その後、犠牲者、被害の把握の調査が始まる。
あたしと茨は「うさぎのぬいぐるみ」の家に戻ってきた。
「ゆきー!ゆきー!どこにいるの!おねがいだからっ…返事してぇっ!!!お侍さん、私の娘、見ませんでしたか!?」
そこには、娘の名前を必死に呼ぶ母親と、照がいた。
「えっと……その、子、は……」
「こんにちは。あたしは虚楽制圧部第八課てっぺん組隊長、天道空と言います。このうさぎのぬいぐるみは娘さんのものですか?」
「そうです!!娘はどこにいますか!?どうか、無事だと言って、ください。」
母親の声が震えている。こういうのは、何度も経験してきた。落ち着いた声で告げる。
「娘さんは、あたし達が到着した時にはもう、息を引き取っていました。零徒になった娘さんの介錯を務めたのは、あたしです。」
「なんでっ……!どうしてっ……助けてくれなかったのっ!!!」
「……このうさぎのぬいぐるみは、娘さんが最期の瞬間まで、その手に握っていた物です。零徒になってもずっと。大切なものだったのでしょう、お母様の元へ、この子を残してくれたのだと思い、」
「だったら、娘も一緒に返してよ!!!あなたに何がわかるのよ!ゆきっ!ゆきぃ……」
泣き崩れる母親。うさぎを受け取ってくれない。
零徒になった人間が身につけていたものは、基本的に残らない。それでもこのうさぎは残った。あの子が遺してくれた。

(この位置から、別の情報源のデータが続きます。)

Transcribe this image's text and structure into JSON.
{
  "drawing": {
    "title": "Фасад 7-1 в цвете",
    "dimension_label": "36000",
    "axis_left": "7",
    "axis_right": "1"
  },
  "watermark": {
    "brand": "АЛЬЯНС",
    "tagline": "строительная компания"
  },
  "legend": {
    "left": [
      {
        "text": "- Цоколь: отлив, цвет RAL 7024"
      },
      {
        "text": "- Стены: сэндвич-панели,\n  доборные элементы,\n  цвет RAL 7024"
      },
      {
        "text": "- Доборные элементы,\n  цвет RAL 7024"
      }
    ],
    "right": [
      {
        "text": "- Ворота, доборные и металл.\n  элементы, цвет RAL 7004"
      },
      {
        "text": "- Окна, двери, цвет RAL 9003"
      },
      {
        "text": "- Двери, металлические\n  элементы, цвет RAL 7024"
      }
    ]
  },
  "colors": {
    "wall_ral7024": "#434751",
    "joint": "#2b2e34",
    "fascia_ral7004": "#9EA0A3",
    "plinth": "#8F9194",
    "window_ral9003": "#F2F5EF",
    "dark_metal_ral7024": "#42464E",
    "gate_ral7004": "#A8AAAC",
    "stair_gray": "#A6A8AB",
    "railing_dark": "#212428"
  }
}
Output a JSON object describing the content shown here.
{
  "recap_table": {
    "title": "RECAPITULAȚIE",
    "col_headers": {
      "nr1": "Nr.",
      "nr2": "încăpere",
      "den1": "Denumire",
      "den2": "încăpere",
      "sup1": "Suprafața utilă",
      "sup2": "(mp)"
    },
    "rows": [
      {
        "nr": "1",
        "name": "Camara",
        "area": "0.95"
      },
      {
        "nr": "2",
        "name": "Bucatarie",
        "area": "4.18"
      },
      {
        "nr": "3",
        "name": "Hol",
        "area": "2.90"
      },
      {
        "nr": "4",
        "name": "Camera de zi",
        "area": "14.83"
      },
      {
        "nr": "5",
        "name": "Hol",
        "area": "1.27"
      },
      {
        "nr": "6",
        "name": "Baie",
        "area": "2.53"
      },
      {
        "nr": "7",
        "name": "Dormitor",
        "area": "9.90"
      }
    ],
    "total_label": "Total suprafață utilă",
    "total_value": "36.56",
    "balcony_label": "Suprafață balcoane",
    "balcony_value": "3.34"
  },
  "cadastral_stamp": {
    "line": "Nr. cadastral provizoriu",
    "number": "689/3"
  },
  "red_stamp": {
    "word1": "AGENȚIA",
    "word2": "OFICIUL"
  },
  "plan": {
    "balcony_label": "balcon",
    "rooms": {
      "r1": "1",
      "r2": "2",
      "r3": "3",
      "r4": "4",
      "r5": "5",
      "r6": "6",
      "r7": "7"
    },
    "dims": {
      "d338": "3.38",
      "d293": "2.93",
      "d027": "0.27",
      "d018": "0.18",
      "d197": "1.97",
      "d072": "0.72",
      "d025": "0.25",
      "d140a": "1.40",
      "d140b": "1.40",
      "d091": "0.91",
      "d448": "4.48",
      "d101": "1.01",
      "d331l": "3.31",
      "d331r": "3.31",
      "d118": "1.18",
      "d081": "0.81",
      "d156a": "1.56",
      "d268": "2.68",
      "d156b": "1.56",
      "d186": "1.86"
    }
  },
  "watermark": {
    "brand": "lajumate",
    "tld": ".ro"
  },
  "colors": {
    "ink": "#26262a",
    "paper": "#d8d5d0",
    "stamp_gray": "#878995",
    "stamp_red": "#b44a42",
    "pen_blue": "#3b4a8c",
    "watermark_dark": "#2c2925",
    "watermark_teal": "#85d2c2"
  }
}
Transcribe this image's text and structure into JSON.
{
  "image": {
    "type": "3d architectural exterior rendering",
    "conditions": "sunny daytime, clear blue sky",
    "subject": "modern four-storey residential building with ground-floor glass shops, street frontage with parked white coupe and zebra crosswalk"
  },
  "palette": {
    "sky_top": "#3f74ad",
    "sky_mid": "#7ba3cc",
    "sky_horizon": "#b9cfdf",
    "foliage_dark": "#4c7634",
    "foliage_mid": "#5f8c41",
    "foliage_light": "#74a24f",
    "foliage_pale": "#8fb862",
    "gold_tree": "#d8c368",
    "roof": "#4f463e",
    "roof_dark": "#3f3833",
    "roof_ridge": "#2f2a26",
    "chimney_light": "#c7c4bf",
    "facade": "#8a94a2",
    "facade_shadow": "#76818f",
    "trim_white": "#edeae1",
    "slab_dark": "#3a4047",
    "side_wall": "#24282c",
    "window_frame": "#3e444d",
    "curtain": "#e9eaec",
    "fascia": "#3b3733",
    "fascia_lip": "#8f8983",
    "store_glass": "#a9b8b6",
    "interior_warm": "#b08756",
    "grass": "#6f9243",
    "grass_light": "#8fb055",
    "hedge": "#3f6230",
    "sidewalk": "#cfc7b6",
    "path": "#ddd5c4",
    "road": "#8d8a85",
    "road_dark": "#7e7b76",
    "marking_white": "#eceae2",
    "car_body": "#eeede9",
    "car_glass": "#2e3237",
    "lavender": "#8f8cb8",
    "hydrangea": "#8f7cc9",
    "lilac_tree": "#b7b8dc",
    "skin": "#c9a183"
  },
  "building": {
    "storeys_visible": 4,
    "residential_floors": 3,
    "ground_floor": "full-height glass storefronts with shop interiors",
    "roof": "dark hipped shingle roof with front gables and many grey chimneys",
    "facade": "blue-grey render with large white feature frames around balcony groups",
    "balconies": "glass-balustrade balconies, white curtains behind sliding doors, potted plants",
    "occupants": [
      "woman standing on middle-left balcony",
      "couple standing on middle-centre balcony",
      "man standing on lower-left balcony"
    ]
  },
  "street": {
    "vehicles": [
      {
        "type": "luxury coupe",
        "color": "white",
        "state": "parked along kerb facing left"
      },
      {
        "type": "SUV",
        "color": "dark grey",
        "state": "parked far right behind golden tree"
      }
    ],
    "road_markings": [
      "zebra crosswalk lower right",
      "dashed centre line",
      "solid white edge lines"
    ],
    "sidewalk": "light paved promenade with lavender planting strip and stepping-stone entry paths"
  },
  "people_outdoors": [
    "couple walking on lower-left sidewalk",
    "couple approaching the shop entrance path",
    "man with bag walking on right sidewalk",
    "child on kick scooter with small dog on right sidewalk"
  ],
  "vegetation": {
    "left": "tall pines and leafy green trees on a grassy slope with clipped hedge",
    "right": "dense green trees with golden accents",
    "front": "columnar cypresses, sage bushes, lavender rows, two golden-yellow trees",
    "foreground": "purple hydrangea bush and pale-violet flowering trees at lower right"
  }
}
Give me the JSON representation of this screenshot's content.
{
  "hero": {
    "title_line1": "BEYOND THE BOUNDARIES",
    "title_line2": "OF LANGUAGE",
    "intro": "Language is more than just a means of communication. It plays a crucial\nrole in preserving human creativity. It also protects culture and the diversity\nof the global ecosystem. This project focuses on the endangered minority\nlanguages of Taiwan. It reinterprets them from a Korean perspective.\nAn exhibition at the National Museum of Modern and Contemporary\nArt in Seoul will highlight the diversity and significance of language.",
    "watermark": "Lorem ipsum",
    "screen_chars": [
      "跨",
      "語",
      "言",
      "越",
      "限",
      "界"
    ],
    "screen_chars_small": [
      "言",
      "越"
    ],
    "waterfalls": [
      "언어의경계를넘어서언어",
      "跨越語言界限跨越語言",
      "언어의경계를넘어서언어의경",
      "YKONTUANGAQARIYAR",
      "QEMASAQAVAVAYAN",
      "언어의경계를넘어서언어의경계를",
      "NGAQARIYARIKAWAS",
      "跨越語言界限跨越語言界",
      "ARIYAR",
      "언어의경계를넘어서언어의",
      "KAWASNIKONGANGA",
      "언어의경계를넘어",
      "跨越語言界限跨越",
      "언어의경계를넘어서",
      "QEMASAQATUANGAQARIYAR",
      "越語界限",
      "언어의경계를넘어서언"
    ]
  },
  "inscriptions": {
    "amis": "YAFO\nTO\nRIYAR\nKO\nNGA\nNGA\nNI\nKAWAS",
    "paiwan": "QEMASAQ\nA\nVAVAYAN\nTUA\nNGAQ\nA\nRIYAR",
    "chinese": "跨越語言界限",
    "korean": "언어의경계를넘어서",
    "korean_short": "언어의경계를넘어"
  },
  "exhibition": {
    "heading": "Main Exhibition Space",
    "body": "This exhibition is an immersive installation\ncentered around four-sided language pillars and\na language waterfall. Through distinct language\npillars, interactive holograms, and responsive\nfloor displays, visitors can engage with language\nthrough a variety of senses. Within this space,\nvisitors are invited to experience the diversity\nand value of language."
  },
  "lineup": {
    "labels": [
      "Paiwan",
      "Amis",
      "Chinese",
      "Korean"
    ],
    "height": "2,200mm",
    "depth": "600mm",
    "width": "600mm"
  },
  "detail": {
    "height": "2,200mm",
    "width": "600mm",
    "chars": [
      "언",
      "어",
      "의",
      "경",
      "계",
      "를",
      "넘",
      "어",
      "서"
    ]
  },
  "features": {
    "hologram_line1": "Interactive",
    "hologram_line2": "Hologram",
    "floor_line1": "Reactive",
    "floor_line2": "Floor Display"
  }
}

「では、このうさぎ殿は八課で一旦お預かりしますね。いつか、迎えに来てくれるまで。お待ちしていますから。」
その母親は、遅れてきた父親に連れられて避難所に向かって行った。
その背中を3人で見送っている時に、照が口を開く。
「私のおかーさんは、天壊事件の時に、亡くなったの。最期まで、小さかった私を守ってくれた。零徒になったおかーさんを斬ったのは、遅れて駆けつけてきたおとーさん。おとーさんはいつも遅れて来るの。しかも……おかーさんが最後に買ってくれたお菓子、そのゴミをずっと大切に取っておいたのに……おとーさんが……勝手に捨てたのっ……!」
照はボロボロと泣き出してしまう。
部長、ギルティどころじゃなかった。あなたはもはや裁きを受ける資格さえ無いかもしれない。